Compute numpy arrays based on another numpy array with each other

February 22, 2023

I have three numpy arrays and I would like to compute two of them based on values from the third.

Specifically, I have the following arrays:

import numpy as np

a = np.array([1, 2, 3, 4, 5])
b = np.array([5, 4, 3, 2, 1])
c = np.array([0, 1, 2, 3, 4])

As a result, I would like to get a new array which is the difference of b and c when a is less than or equal to 3, and which is the sum of b and c when a is greater than 3.

This works easily via a loop, however I need code that is faster.

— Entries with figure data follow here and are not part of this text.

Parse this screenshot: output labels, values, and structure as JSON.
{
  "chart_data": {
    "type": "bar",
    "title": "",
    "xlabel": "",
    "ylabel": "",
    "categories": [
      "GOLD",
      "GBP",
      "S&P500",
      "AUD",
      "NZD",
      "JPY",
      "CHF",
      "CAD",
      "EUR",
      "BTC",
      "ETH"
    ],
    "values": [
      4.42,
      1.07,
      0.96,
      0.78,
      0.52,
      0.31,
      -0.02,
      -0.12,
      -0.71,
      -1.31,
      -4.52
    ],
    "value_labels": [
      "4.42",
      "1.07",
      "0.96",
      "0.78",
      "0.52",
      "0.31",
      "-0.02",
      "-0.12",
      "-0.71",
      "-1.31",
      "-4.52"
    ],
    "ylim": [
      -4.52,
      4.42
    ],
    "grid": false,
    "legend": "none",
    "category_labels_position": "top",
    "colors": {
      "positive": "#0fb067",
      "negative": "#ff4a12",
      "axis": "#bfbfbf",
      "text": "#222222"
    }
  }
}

I have already tried it via np.where, but unfortunately that is not faster for me either.

import timeit

t = timeit.default_timer()
for _ in range(10000):
    d1 = np.zeros(5)
    for i in range(5):
        if a[i] <= 3:
            d1[i] = b[i] - c[i]
        else:
            d1[i] = b[i] + c[i]
print(f"Time: {timeit.default_timer() - t} s")  # prints: 0.025416199998289812 s

t = timeit.default_timer()
for _ in range(10000):
    d2 = np.where(a <= 3, b - c, b + c)
print(f"Time: {timeit.default_timer() - t} s")  # prints: 0.02637680000043474 s

Am I using np.where wrong or are there other ways to make this code faster?

>Solution :

You are comparing on a too small dataset. Thus you’re mostly measuring numpy’s overhead.

Here is the same comparison on arrays of 50k items:

# for loop
18.6 ms ± 1.1 ms per loop (mean ± std. dev. of 7 runs, 100 loops each)

# numpy.where
91.8 µs ± 1.86 µs per loop (mean ± std. dev. of 7 runs, 10,000 loops each)